Wednesday, February 22, 2012

Timeless Memories in Bourke Cemetery (Australia)

Living in outback Australia in the earlier days must have been demanding. Nothing highlights this more than the epitaphs in Bourke Cemetery – “found hanging in the bush”, “drowned”, “shot dead by police” and “perished in bush”. Like many rural cemeteries, the inscriptions speak silent stories of a history of paddle steamer operators, drovers, farmers, bushrangers, Afghan camel train drivers, brave policemen, publicans and local celebrities.

Set in the burned khaki plains just outside town under the soothing beauty of coolibah trees swaying gently in the heated breezes, the sea of gravestones offers a fascinating hour reflecting on times past.

I like cemeteries and have wandered a number around the world – not in a morbid way – but as a window opening onto a town’s history and culture.

At one edge of Bourke Cemetery sits a small corrugated building. It was an early mosque and a place of solace for the Afghan cameleers that realised their expertise suited the parched outback of Australia. Their graves face Mecca one man living to a remarkable 107 years of age.

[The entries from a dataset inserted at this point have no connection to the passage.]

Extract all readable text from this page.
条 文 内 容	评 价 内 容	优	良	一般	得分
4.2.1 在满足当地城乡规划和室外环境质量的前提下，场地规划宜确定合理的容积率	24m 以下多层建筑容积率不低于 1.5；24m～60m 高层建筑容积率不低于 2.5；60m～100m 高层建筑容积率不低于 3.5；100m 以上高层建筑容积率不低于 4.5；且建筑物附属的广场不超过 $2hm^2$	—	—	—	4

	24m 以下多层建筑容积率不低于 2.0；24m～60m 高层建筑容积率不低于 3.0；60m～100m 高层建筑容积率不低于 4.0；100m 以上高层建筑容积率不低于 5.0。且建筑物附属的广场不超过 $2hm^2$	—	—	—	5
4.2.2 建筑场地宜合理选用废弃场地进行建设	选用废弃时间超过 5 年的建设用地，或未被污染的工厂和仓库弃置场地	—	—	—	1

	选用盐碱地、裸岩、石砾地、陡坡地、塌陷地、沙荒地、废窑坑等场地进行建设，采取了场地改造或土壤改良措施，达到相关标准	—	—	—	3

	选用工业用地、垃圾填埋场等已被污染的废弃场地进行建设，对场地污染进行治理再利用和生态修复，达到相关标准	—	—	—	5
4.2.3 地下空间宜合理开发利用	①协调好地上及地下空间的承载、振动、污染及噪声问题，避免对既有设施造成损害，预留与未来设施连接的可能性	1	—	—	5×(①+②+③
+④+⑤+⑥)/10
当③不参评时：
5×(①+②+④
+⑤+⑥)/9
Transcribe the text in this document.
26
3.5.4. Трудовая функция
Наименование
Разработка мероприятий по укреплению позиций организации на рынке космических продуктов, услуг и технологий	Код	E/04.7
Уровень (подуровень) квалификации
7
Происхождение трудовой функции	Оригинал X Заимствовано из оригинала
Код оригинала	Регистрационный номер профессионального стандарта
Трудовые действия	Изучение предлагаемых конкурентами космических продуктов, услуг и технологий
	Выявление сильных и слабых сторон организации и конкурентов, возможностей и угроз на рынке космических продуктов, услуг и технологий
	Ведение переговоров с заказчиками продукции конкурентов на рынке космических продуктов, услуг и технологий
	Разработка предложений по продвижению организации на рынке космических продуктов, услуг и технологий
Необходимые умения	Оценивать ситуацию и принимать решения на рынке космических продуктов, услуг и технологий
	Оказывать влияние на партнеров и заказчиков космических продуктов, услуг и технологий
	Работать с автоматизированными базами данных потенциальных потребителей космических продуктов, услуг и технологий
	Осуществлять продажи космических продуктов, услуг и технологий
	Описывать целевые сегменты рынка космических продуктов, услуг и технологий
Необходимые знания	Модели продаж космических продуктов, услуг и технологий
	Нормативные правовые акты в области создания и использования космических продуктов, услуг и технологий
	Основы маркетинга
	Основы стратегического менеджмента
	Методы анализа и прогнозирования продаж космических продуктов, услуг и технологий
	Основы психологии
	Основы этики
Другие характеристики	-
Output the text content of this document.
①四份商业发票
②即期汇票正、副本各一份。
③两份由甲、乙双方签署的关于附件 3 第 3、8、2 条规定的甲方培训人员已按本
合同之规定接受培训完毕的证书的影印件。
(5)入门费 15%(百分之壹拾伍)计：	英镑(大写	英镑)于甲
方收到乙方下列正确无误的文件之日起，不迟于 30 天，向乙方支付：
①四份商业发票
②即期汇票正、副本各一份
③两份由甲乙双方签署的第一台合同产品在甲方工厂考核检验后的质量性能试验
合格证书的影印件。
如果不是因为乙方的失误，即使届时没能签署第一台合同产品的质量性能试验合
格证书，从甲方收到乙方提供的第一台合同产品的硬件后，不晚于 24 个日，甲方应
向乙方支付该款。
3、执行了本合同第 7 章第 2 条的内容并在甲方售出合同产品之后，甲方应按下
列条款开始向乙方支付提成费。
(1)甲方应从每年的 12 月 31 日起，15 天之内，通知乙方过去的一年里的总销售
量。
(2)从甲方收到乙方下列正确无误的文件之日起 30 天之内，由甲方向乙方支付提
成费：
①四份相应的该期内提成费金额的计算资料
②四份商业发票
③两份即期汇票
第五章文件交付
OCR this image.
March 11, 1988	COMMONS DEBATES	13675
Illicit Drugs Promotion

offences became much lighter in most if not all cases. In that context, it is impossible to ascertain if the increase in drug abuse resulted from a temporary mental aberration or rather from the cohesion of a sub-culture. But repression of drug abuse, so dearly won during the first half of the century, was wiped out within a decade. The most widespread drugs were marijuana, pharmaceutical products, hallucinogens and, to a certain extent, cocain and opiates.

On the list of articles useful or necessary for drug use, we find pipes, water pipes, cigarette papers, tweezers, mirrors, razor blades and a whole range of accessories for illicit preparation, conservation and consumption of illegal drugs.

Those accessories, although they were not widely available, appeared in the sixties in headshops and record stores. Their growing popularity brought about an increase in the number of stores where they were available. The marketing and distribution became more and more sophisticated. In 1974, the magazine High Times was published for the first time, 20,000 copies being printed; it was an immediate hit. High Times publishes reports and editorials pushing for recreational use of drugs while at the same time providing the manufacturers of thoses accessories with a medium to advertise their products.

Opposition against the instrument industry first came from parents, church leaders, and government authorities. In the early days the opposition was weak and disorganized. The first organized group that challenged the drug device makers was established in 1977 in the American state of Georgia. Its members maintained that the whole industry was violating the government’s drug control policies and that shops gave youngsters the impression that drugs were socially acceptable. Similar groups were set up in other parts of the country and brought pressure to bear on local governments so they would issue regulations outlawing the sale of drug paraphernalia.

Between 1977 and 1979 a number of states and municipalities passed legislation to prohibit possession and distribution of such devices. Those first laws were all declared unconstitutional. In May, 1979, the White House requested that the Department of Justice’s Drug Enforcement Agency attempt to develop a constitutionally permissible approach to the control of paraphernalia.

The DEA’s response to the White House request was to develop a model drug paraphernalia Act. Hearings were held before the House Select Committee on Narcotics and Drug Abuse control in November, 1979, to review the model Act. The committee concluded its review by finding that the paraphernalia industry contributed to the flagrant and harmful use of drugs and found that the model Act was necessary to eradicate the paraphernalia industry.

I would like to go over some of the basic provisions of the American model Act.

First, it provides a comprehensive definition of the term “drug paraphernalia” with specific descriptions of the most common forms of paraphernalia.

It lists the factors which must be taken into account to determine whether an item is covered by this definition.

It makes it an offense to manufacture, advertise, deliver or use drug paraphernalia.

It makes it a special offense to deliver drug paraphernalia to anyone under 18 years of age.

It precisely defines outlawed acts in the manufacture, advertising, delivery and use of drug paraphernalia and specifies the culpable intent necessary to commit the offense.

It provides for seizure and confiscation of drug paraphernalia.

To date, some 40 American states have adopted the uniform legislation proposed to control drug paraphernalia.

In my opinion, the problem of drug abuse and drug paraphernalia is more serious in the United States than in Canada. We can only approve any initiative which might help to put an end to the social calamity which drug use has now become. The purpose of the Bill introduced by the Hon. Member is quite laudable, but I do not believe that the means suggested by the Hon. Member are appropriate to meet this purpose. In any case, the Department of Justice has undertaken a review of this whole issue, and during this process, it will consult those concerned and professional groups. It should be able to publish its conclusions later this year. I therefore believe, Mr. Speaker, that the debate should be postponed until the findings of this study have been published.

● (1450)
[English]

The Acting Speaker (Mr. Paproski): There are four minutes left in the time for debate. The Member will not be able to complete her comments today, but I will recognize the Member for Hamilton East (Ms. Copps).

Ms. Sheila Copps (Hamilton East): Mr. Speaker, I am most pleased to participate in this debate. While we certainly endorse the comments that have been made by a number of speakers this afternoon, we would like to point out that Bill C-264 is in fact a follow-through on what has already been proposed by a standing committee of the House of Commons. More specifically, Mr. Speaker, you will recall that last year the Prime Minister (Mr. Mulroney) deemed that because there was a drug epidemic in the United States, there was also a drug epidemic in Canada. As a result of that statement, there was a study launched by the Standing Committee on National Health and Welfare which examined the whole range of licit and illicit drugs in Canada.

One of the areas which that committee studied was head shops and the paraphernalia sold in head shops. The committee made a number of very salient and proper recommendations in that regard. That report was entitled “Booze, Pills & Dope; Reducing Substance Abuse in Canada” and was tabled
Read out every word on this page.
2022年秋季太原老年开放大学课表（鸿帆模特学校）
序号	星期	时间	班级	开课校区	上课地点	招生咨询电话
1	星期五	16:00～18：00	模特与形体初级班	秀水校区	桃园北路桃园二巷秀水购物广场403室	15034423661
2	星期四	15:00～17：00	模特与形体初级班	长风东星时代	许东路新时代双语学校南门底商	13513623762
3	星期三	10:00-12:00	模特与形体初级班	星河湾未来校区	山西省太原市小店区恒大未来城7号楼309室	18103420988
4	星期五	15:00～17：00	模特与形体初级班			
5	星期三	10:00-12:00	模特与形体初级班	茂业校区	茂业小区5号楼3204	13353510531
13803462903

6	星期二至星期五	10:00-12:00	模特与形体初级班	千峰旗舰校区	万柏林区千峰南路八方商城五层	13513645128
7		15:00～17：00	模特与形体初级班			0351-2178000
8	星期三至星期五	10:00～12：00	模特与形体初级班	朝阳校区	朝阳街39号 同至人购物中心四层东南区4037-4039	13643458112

Haunting is the large number of youngsters that succumbed to either an outbreak of disease or reckless endeavour – one horrifying incident with moving inscriptions claiming three young lives when a horses shied at an 1888 picnic day. In another section, a formal row of nuns reminds of the times when a convent helped support the Catholic tradition in Bourke.

A reminder of the frontier feel comes with the inscription to a policeman who dies of gunshot wounds inflicted by notorious and infamous cattle duffer (thief) and bushranger, Captain Starlight. The bushranger’s story has been told in book and film on several occasions making these men into a kind of hero for their bravado and daring.

Another tale tells of a local kind-hearted madman, Barefoot Harry Rice who after failing to save his wife from drowning because he couldn't remove his boots quickly enough, wandered the riverbanks barefooted for years afterwards in readiness to save anyone else from the same fate as his wife.

Most treasured in the cemetery is the plot of world renown eye surgeon Professor Fred Hollows. From having met the man and been deeply moved visiting one of his early eye hospitals in Kathmandu (an article for another day), Hollows is a personal hero of mine. The Hollows Foundation is my preferred charity – I can hardly imagine a finer gift than the gift of sight.

Buried within a motif of an eye made from small rocks (64 of them - one for each year of Hollow's life) near an elegant but simple smooth granite sculpture and under poetic native trees, his grave area so tells the story of a simple but driven man who shunned the limelight but whose initiative against cataract blindness and trachoma has bought vision to more than one million people worldwide. His epitaph reads "Fred Hollows, Eye Doctor. The key he used to undo locks was vision for the poor". People are encouraged to touch, climb or sit on the granite sculpture and contemplate the peaceful and beautiful surroundings.

It is a moving and simple tribute to a man whose life work has touched and continues to touch so many around the world.

Pick up an excellent little brochure from the local tourist office to help guide around the cemetery and wander through the decades of this historically-rich rural town.

This is the final article in the outback Australia series.


Nomadic Samuel said...

That's quite a fascinating cemetery with an interesting story behind it :)

Mark H said...

@nomadic samuel: I think there are good stories behind lots of cemeteries if you can find them out.

Pooja said...

Awesome blog. Really moved after reading it.

Mark H said...

@pooja: Thank you.

Barbara Weibel said...

I love old cemeteries, don't know why, I just do. I find the old headstones and tombs fascinating.

Berlin Dance Floors said...

It's probably not often that you can call a cemetery 'a lovely place', but this one sounds like it might be just that. All those stories buried there, some with a happy ending but most not...although I couldn't help but chuckle when reading about the guy 'found hanging in the bush'. What a sad way to go.

Mark H said...

@barbara: So do I. They all have stories to tell. I also like the wonderful old headstones.

Mark H said...

@berlin dance floors: Great observations. Bourke must have been a harsh place to live a centruy ago with the huge distances from the coast and the drought / floods that nature served up.

Sherry Ott said...

Is it bad that I wish all cemeteries would do this - I want to know more of the stories when I walk through them. This sounds fascinating and if I ever get back to Oz I want to see this! I can't believe the guy who lived to 107! Great!

Mark H said...

@sherry: I think it is a very positive thing for cemeteries to do (as long as it is tasteful). The stories are a celebration of people's lives who made a difference.

russell said...

Good stuff: I'm chasing anything on a guy called "Neil Macquarie" (Macquarrie) who died in Bourke in 1898. Is there a catalog of the grave sites online? Any suggestions?

Mark H said...

@russell: Wow, Macquarie is a very prestigious name in Australia. A fair number of NSW cemeteries are indexed online for NSW as I have sought relatives myself. Also I think births/deaths/marriages can be searched. Try,, the shire library, the excellent Bourke tourist info centre, Hope that helps a bit. Good luck in your search for your relative.